There is regular conversation about selling work - how to? How much? I can understand only too well Saatchi trawling the Degree shows, and looking for himself, trusting in his own instinct - and the process is fun, and addictive, and the work is cheap as chips, because it's student stuff - totally and utterly undervalued, mostly because a shortsighted educational establishment quite often doesn't uphold it's own value - education is for life, and the investment they make in their graduates doesn't always reflect back well if it's been mismanaged. Either way, new graduates are churned out like hot cross buns - fluffy, lightly spiced, straight out of the Research and Development hothouse. That's what Universities are good at - stretching the capability, belief and capacity of an individual, to take steps beyond where they themselves thought they could go. Provided they have the right ingredients in the first place, of course.
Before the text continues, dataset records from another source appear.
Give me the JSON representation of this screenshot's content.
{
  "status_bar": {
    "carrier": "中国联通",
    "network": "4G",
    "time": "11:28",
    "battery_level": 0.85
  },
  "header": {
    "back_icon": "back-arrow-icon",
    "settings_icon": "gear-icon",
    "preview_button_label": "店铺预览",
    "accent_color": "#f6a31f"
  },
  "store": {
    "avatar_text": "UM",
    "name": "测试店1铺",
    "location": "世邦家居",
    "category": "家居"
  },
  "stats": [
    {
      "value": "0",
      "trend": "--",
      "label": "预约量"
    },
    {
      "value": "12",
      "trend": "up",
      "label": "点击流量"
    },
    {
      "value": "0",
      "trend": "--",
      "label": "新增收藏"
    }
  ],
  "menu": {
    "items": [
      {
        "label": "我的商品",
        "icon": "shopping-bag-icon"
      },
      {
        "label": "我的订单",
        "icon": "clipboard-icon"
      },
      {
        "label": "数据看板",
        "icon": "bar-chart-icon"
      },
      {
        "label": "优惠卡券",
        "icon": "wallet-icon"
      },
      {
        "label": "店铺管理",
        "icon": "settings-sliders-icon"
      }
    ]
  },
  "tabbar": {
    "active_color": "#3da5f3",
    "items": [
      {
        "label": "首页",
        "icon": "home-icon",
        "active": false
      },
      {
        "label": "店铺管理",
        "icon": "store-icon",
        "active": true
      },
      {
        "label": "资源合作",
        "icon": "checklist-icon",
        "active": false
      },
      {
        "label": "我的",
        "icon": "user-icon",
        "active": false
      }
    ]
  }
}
Pigs ear and silk purse, they lament.

The University of Life teaches very different lessons: how to lose your shirt over a bad deal, underestimating time to produce work, dealing with from difficult clients, internet business banking, and how to reorder paperwork in the most inefficient and time consuming way, so that it would have been more effective to send a toilet roll as your tax return. Deep Joy. The question is, where is that lesson to be learned? How to value and hence put a price on one's own work? Universities wash their hands, and as soon as you're out the door, it's pain or pleasure, or quite often both. The answer for me is in myself. I reckon I have a fair idea of my own value, and what I produce. Question is, does the rest of the world agree? And that's only the start of another conversation.